Why We Exist
The following story shares how the ALS Society of Alberta helps to “make it possible” for those living with and affected by ALS…
Gerald Anderson’s granddaughter, Amanda, played a very special role in his life. Amanda’s wedding day was nearing and she wanted nothing more than to have her papa (as she called him), walk her down the aisle on her special day. As Gerald’s ALS diagnosis progressed, the wedding was set to take place at the Misericordia Hospital in Edmonton where he was being cared for. Amanda’s wedding day dream became a reality when Gerald was able to guide her down the aisle, thanks to help and support of the ALS Society of Alberta.
What is Amyotrophic Lateral Sclerosis (ALS)?
ALS is a rapid, always fatal, neurodegenerative disease.

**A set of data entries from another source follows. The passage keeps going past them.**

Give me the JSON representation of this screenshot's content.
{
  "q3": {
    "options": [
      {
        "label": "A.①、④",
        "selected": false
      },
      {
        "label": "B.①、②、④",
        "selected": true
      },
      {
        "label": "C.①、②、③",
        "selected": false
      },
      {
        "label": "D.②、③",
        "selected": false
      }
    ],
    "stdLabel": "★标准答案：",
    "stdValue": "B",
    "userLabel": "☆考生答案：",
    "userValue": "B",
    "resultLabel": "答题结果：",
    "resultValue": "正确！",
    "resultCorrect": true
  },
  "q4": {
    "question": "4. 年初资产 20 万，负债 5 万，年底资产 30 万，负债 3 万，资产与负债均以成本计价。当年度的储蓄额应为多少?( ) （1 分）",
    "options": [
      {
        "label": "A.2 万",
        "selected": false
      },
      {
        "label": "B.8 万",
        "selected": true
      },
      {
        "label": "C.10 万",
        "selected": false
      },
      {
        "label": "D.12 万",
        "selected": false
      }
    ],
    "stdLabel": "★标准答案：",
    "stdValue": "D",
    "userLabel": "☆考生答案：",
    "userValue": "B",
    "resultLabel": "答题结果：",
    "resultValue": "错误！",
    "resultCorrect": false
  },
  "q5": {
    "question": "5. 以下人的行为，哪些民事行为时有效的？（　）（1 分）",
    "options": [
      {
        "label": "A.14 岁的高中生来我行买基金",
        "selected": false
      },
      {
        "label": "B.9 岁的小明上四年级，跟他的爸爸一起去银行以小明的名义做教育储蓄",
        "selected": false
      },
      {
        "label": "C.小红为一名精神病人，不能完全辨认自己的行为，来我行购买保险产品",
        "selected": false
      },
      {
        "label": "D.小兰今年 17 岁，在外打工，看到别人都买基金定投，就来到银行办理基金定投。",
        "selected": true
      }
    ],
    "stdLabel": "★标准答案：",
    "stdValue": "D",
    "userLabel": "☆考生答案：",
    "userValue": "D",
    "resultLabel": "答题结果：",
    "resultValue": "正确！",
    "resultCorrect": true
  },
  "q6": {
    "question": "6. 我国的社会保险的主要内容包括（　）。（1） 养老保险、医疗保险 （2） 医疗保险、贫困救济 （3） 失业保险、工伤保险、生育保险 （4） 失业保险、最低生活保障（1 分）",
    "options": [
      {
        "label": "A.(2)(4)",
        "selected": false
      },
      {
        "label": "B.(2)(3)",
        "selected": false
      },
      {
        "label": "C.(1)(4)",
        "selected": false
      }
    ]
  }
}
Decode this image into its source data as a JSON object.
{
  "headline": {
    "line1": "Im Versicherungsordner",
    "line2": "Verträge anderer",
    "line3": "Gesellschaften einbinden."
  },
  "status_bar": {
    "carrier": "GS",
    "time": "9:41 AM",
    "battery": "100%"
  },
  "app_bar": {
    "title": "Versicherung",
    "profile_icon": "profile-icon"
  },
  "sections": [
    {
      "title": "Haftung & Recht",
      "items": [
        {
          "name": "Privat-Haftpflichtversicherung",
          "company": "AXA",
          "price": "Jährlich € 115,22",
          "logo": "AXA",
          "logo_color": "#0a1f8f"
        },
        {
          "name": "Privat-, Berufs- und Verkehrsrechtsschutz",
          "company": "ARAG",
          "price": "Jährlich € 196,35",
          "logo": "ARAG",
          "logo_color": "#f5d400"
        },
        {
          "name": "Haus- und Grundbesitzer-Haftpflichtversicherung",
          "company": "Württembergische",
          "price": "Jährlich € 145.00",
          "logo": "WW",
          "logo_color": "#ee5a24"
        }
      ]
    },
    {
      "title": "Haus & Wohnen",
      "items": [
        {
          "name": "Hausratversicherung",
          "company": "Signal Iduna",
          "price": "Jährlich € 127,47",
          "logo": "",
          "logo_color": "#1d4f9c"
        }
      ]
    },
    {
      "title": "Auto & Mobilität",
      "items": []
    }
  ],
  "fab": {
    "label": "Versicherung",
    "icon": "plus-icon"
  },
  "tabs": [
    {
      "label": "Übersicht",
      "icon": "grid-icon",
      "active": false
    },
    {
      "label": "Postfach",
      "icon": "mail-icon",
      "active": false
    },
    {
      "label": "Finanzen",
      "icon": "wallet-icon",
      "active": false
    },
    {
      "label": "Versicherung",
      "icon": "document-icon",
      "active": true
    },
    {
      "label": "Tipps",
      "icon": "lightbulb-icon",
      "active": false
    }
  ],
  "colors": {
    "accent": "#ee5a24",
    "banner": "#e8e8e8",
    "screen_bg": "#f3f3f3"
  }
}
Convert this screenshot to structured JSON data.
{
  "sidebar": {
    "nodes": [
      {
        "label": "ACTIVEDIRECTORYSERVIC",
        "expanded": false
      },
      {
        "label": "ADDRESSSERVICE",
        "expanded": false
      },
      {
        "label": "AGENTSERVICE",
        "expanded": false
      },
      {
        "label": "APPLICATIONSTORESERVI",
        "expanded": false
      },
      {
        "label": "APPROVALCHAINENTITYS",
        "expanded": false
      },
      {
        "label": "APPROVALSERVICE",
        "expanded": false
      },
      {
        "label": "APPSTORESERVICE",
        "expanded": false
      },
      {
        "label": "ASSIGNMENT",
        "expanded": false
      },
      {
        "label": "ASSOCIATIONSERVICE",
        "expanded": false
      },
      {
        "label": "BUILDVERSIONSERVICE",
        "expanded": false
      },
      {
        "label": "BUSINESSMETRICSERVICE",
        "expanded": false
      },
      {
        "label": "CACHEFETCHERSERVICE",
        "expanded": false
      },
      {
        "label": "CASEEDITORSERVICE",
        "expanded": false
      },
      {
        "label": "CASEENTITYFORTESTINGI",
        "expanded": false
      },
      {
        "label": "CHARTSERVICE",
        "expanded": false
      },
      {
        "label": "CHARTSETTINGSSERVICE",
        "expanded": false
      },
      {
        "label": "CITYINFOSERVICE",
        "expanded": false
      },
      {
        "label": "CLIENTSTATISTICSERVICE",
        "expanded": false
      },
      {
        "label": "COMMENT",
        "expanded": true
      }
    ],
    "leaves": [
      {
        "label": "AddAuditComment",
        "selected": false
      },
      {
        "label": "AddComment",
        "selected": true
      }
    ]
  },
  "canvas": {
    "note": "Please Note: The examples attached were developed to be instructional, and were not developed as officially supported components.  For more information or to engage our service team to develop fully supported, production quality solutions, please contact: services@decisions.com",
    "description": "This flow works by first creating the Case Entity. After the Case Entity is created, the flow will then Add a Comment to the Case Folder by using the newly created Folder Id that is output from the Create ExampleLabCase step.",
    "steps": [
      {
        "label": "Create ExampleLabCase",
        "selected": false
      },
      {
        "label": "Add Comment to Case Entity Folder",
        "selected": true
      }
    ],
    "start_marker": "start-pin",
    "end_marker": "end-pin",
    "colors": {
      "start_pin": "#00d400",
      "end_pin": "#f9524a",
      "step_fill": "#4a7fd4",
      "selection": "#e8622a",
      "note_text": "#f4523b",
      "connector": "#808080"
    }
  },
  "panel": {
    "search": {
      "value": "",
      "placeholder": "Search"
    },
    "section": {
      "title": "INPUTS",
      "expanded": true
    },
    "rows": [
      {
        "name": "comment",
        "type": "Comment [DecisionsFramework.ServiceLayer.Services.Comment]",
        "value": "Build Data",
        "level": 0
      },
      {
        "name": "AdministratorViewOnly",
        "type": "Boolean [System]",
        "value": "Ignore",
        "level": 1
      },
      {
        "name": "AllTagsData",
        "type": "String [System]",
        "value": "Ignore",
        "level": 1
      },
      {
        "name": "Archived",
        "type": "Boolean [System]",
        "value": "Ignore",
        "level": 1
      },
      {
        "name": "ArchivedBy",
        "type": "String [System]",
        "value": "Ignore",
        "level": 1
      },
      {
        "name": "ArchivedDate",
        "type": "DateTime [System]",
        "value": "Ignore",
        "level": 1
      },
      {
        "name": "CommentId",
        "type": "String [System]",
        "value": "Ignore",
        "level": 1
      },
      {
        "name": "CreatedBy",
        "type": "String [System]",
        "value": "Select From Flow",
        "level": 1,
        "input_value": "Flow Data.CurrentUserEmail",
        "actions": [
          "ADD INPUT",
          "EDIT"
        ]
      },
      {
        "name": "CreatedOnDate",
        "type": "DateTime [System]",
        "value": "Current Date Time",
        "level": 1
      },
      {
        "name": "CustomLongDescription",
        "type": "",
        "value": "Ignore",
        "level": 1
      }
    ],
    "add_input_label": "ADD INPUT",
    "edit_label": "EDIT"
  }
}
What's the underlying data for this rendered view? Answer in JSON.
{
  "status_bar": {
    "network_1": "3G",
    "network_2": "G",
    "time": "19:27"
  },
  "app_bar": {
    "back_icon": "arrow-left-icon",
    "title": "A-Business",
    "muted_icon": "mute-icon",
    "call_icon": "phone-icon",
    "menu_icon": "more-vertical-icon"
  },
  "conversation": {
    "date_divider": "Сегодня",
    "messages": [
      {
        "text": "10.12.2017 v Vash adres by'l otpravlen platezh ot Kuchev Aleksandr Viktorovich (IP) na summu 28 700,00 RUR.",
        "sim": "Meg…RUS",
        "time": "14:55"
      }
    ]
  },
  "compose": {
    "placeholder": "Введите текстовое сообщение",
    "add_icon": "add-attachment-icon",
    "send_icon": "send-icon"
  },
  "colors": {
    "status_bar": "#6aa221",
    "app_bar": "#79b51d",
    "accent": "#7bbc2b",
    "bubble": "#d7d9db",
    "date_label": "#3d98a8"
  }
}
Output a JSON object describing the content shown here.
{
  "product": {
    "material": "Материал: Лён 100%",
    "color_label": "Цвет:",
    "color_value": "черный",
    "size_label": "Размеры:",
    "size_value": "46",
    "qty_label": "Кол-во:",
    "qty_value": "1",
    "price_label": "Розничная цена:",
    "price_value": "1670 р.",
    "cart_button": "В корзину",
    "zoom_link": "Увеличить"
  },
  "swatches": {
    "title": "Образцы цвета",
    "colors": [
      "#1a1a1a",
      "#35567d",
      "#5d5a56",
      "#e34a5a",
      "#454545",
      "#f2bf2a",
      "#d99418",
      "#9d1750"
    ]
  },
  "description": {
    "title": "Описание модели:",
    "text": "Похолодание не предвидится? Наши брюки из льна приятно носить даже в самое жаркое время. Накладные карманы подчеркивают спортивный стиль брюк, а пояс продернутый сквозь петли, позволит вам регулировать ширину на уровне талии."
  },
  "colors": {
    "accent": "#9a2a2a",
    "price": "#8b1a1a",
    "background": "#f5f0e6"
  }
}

It attacks the nerves that the body would normally use to send messages from the brain to the muscle, resulting in weakness and wasting. Eventually, the individual with ALS is left completely immobilized, with loss of speech and eventually an inability to swallow and breathe. The sensory neurons in people living with ALS continue to function normally so that they will continue to feel the sensations of heat, cold, discomfort, etc. The mind often remains completely alert and lucid. The result is often a lively, unimpaired mind trapped in an immobilized body. The average life expectancy from symptom onset is three to five years; the real challenge in the medical community at large is correctly diagnosing ALS in the early stages, so that the ALS Society of Alberta is able to provide the maximum level of assistance to the person living with ALS and that person’s family.
Approximately 3,000 Canadians live with ALS and two to three Canadians die every day of ALS. There is no known cause or cure for this devastating disease.